Tim's Web Log #3
Thoughts and opinions of an opinionated person

Tue, 09 Sep 2003

Eleven O'Clock News Follow-up
Just to prove my point about the KGW 11 o'clock news, I used a stopwatch to time the news-to-commercial ratio. It wasn't as bad as I thought: 22:20 of news to 12:40 of commercials. One third of the newscast is commercial advertisements.

The interesting thing, to me, is the way they have it laid out. The first 15 minutes has only one interruption. That means the last 20 minutes, which has weather, sports, and fluff, is more than 50% ads.

I'm going to start shutting it off at 11:20. I don't need to be pummeled with car ads.

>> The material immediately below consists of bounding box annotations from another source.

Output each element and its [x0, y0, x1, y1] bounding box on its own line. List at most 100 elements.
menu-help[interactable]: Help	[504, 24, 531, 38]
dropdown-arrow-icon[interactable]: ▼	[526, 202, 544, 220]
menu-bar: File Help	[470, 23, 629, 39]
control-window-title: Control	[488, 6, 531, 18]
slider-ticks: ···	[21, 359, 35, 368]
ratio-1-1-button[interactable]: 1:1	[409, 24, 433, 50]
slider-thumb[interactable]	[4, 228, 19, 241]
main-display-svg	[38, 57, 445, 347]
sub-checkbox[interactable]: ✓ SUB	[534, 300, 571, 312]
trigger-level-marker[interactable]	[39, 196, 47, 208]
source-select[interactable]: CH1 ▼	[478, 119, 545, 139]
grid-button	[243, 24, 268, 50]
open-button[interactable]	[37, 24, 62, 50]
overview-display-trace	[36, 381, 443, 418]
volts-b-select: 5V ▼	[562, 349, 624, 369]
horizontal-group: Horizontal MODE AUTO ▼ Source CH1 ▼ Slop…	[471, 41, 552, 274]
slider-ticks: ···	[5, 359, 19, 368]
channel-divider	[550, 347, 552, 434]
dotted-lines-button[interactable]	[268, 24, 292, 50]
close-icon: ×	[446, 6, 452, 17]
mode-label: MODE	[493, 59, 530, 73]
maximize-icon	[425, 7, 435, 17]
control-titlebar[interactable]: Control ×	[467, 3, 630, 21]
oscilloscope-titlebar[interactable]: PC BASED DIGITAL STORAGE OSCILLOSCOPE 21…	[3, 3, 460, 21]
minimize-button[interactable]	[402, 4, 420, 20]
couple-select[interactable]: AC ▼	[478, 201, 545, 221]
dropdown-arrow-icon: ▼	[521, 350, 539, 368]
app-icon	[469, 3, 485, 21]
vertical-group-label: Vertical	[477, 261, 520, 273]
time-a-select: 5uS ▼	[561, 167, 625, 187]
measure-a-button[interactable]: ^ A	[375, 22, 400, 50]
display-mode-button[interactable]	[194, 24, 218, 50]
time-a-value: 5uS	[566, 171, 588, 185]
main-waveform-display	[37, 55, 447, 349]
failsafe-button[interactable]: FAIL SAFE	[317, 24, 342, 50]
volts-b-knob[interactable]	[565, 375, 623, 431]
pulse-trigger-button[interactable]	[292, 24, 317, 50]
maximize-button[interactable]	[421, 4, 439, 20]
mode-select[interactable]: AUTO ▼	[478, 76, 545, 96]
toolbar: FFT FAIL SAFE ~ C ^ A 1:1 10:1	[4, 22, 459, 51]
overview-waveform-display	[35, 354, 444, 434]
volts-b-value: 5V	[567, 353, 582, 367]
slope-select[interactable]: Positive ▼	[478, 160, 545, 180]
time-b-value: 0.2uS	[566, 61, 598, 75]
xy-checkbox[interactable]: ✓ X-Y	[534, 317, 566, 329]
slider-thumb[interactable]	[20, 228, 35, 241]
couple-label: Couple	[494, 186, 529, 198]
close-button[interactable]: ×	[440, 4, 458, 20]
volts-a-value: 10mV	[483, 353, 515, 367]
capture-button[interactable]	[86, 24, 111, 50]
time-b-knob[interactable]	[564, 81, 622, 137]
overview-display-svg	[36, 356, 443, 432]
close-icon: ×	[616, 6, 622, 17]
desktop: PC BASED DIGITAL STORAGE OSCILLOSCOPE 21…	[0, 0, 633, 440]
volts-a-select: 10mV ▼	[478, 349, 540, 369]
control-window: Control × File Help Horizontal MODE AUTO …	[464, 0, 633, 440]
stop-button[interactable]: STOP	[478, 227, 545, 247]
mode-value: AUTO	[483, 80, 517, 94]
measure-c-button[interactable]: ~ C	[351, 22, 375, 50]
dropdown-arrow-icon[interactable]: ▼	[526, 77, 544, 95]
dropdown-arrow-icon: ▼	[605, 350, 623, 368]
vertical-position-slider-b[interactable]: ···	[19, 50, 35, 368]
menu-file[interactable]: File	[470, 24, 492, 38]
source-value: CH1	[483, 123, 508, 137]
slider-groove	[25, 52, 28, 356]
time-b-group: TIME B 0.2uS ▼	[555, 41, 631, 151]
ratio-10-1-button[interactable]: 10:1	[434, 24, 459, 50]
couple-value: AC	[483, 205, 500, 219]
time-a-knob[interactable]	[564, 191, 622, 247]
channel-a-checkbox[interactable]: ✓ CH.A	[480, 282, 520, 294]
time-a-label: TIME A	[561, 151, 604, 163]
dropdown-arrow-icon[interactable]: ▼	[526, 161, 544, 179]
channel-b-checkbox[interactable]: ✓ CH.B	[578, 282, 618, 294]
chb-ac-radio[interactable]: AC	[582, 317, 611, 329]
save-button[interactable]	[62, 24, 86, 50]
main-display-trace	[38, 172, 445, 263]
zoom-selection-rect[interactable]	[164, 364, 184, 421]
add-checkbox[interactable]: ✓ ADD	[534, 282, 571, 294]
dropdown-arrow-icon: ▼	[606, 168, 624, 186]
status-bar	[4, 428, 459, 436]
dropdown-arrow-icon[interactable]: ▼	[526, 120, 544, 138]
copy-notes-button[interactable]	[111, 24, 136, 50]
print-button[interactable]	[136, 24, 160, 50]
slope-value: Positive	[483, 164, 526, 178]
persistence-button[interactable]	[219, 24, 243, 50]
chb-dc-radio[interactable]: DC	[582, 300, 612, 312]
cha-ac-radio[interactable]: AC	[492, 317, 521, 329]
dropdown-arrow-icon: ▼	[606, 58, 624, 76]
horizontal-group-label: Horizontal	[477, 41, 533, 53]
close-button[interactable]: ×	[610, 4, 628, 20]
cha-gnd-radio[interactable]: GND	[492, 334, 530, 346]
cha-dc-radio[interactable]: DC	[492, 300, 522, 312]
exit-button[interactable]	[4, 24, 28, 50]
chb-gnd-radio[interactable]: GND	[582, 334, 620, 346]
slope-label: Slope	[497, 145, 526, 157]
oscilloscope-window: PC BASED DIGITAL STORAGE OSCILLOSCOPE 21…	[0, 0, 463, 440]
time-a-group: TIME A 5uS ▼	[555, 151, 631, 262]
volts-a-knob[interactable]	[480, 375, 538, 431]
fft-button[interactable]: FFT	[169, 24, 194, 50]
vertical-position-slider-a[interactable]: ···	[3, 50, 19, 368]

Installing a new hard drive
I have a 17 gigabyte Seagate hard drive in my primary computer at work. When I installed it, that number seemed obscenely high; who in their right mind could ever fill 17 GB? Well, I answered that question last week.

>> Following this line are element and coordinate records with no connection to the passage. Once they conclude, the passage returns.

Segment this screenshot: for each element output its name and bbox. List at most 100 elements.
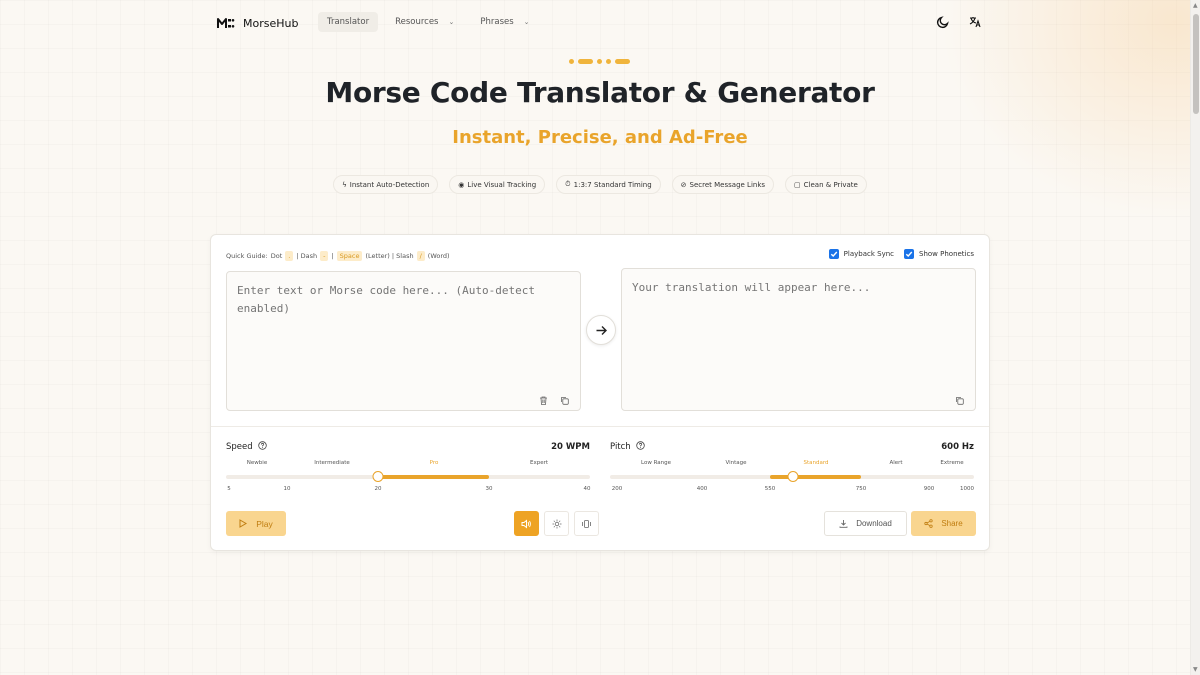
action-bar: Play Download Share	[226, 511, 976, 537]
speed-slider-thumb[interactable]	[372, 471, 384, 482]
feature-badge: ▢ Clean & Private	[785, 175, 867, 194]
feature-label: 1:3:7 Standard Timing	[573, 180, 652, 189]
guide-slash-key: /	[416, 251, 425, 261]
page-subtitle: Instant, Precise, and Ad-Free	[452, 127, 748, 148]
speed-level-label: Newbie	[246, 460, 268, 466]
download-button[interactable]: Download	[824, 511, 907, 536]
morse-logo-icon	[217, 14, 235, 33]
play-button[interactable]: Play	[226, 511, 286, 536]
speed-range-fill	[378, 475, 489, 479]
checkmark-icon[interactable]	[904, 249, 915, 259]
nav-menu: Translator Resources ⌄ Phrases ⌄	[318, 12, 539, 32]
feature-badge: ⊘ Secret Message Links	[671, 175, 775, 194]
translate-arrow-button[interactable]	[586, 315, 616, 345]
feature-label: Live Visual Tracking	[467, 180, 537, 189]
trash-icon[interactable]	[539, 390, 548, 409]
checkmark-icon[interactable]	[828, 249, 839, 259]
vibrate-mode-button[interactable]	[574, 511, 599, 536]
copy-icon[interactable]	[955, 390, 964, 409]
brand-logo[interactable]: MorseHub	[217, 14, 298, 33]
show-phonetics-checkbox[interactable]: Show Phonetics	[904, 249, 974, 259]
timer-icon: ⏱	[565, 180, 571, 188]
share-label: Share	[941, 519, 963, 528]
speed-slider-block: Speed 20 WPM Newbie Intermediate Pro Exp…	[226, 441, 591, 496]
input-textarea[interactable]	[226, 271, 581, 411]
guide-letter-label: (Letter) | Slash	[365, 252, 414, 260]
playback-sync-checkbox[interactable]: Playback Sync	[828, 249, 895, 259]
speed-tick: 40	[583, 486, 591, 492]
speed-level-label: Pro	[429, 460, 439, 466]
page-scrollbar[interactable]: ▲ ▼	[1190, 0, 1200, 675]
pitch-ticks: 200 400 550 750 900 1000	[610, 486, 974, 496]
speed-label: Speed	[226, 441, 267, 453]
pitch-tick: 200	[611, 486, 623, 492]
pitch-level-label: Vintage	[725, 460, 747, 466]
play-icon	[239, 519, 248, 528]
chevron-down-icon: ⌄	[523, 18, 530, 26]
guide-dot-label: Dot	[270, 252, 283, 260]
help-icon[interactable]	[257, 441, 267, 453]
guide-space-key: Space	[336, 251, 363, 261]
output-textarea[interactable]	[621, 268, 976, 411]
checkbox-label: Playback Sync	[843, 250, 895, 258]
language-icon[interactable]	[967, 14, 983, 30]
help-icon[interactable]	[636, 441, 645, 453]
nav-item-translator[interactable]: Translator	[318, 12, 379, 32]
chevron-down-icon: ⌄	[448, 18, 455, 26]
output-actions	[955, 390, 964, 409]
scroll-down-icon[interactable]: ▼	[1193, 666, 1198, 673]
eye-icon: ◉	[458, 180, 465, 189]
speed-tick: 20	[374, 486, 382, 492]
guide-word-label: (Word)	[427, 252, 450, 260]
pitch-value: 600 Hz	[941, 442, 974, 452]
arrow-right-icon	[596, 325, 607, 335]
pitch-level-label: Alert	[889, 460, 903, 466]
nav-item-resources[interactable]: Resources ⌄	[386, 12, 463, 32]
feature-label: Instant Auto-Detection	[349, 180, 430, 189]
translator-card: Quick Guide: Dot . | Dash - | Space (Let…	[210, 234, 990, 551]
pitch-label-text: Pitch	[610, 442, 631, 452]
scrollbar-thumb[interactable]	[1193, 14, 1199, 114]
feature-badge: ⏱ 1:3:7 Standard Timing	[556, 175, 661, 194]
guide-separator: |	[331, 252, 334, 260]
share-button[interactable]: Share	[911, 511, 976, 536]
feature-label: Secret Message Links	[689, 180, 766, 189]
shield-icon: ▢	[794, 180, 801, 189]
pitch-tick: 750	[855, 486, 867, 492]
speed-tick: 10	[283, 486, 291, 492]
quick-guide: Quick Guide: Dot . | Dash - | Space (Let…	[226, 251, 450, 261]
moon-icon[interactable]	[935, 14, 951, 30]
sound-mode-button[interactable]	[514, 511, 539, 536]
output-mode-group	[514, 511, 599, 536]
play-label: Play	[256, 518, 273, 529]
top-nav: MorseHub Translator Resources ⌄ Phrases ⌄	[0, 0, 1190, 44]
speed-ticks: 5 10 20 30 40	[226, 486, 590, 496]
speed-tick: 30	[485, 486, 493, 492]
speed-level-label: Expert	[529, 460, 549, 466]
nav-actions	[935, 14, 983, 30]
pitch-tick: 1000	[960, 486, 974, 492]
divider	[211, 426, 989, 427]
pitch-slider-thumb[interactable]	[787, 471, 799, 482]
speed-level-label: Intermediate	[314, 460, 350, 466]
options-checkboxes: Playback Sync Show Phonetics	[828, 249, 974, 259]
pitch-tick: 400	[696, 486, 708, 492]
pitch-range-fill	[770, 475, 861, 479]
nav-label: Resources	[395, 17, 439, 27]
pitch-level-label: Low Range	[640, 460, 672, 466]
speed-slider[interactable]	[226, 471, 590, 482]
download-icon	[839, 520, 848, 528]
light-mode-button[interactable]	[544, 511, 569, 536]
pitch-slider[interactable]	[610, 471, 974, 482]
brand-name: MorseHub	[243, 17, 299, 30]
copy-icon[interactable]	[560, 390, 569, 409]
link-icon: ⊘	[680, 180, 687, 189]
nav-item-phrases[interactable]: Phrases ⌄	[471, 12, 538, 32]
guide-dash-label: | Dash	[296, 252, 318, 260]
feature-badge: ◉ Live Visual Tracking	[449, 175, 546, 194]
download-label: Download	[856, 519, 892, 528]
guide-prefix: Quick Guide:	[226, 252, 268, 260]
scroll-up-icon[interactable]: ▲	[1193, 2, 1198, 9]
checkbox-label: Show Phonetics	[919, 250, 974, 258]
guide-dash-key: -	[320, 251, 329, 261]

I had just over 4 GB of free space left on the disk, when a client came in with a task that required the new Visual Studio .NET. I have avoided installing .NET up to this point, just because I knew I would waste time exploring all the cool stuff in the Common Language Runtime, but when a client knocks, you answer. To my horror, the release notes say that a full installation need 3.5 GB of disk space!

So, I popped off to Fry's this weekend and got an 80 GB Western Digital "Special Edition" for $119. It has a 3-year warranty, it runs ATA-100 (my current disk is ATA-33), and it has an 8 MB buffer, which should make things go much faster. I came in Monday morning dreading the thought of Yet Another Brain Transplant, a task which Microsoft makes unnecessarily hard.

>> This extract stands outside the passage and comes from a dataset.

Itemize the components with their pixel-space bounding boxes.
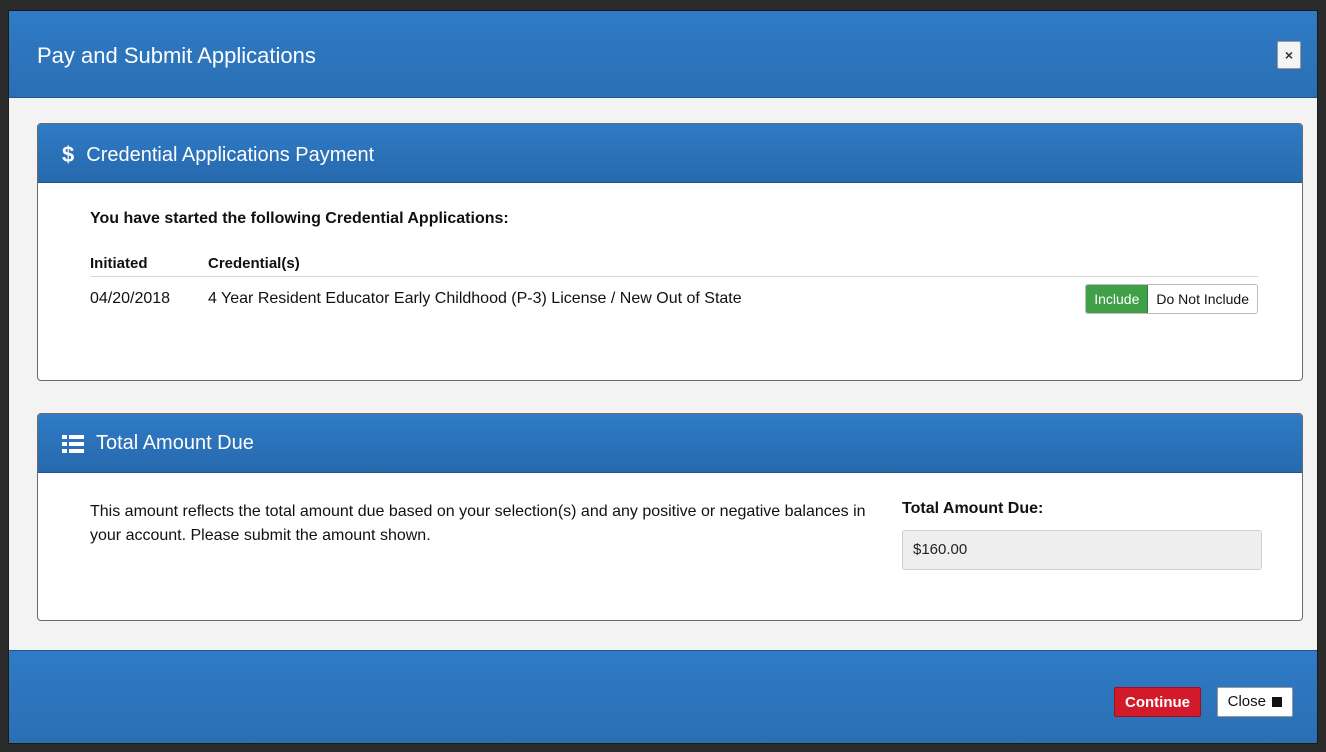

When I opened the drive, I discovered a floppy disk inside containing a set of utilities from Western Digital called "Data Lifeguard" that, among other things, includes a drive copy utility similar to Ghost that understands the NTFS format on my disk. Great, I thought; that's a lot easier than doing it the hard way!

Alas, here is the timeline for my misbegotten transplant adventure.

  • 10:30 AM -- Shutdown, install disk, tweak jumpers.
  • 11:00 AM -- Start WD tools and explore
  • 11:15 AM -- Start disk copy
  • 1:00 PM -- Disk copy hung at 96%: 10,444 of 10,855 MB copied
  • 1:01 PM -- Swear a lot
  • 1:10 PM -- Try it again
  • 3:00 PM -- Hung again at 96%: 10,445 of 10,855 MB copied
  • 3:01 PM -- Swear a lot more, use WD's name in vain
  • 3:05 PM -- Remove old disk, make new disk the IDE "master", reboot
  • 3:10 PM -- Install Windows 2000, tell it to format the partition
  • 3:40 PM -- Format complete, start installing
  • 4:00 PM -- Install complete
  • 4:10 PM -- Start SECOND install of Win2K into a directory not called WINNT
  • 4:40 PM -- Second install complete
  • 4:41 PM -- Connect old hard disk in again, boot up new Win2K
  • 4:45 PM -- Start recursive xcopy from old to new
  • 6:40 PM -- Recursive xcopy complete
  • 6:42 PM -- Use regedit to fix up drive-letter-to-serial-number mapping
  • 6:45 PM -- Reboot into original Win2K on new disk -- SUCCESS
Now, it's true that I didn't run into any really difficult problems, and except for one stupidity on my part, I didn't lose any data. But if the WD utilities had worked, I could have been done in 2 hours instead of 9 hours.

And yes, the new drive is significantly faster: big programs, especially, load much quicker than before. Color me happy.

And why did I install TWO copies of Win2K on the empty disk? Well, the copy of Win2K on my old disk was in a directory called "\WINNT". In order to copy that to the new disk, I needed to be running Win2K on the NEW disk from a directory with some other name. Unfortunately, Win2K does not allow to you change the name of the system directory when installing to a fresh disk -- it always uses \WINNT. Thus, I had to install a second one (where you DO get a chance to give a new name), and delete the first.

The drive-letter-to-serial-number mapping is one that tripped me up before. In the Win2K registry, in \HKLM\CurrentControlSet\Control\MountedDevices, Win2K keeps a list of the serial numbers of the disks mapped to the DOS drive letters. My old registry, of course, had the old disk listed as C:. If I hadn't changed that, when I rebooted on the new disk, C: would STILL map to the old disk, and the new disk would get assigned something bigger (turned out to be G:). The system would still boot from the new disk (now called G:), but any programs that referred to C: would go to the old disk.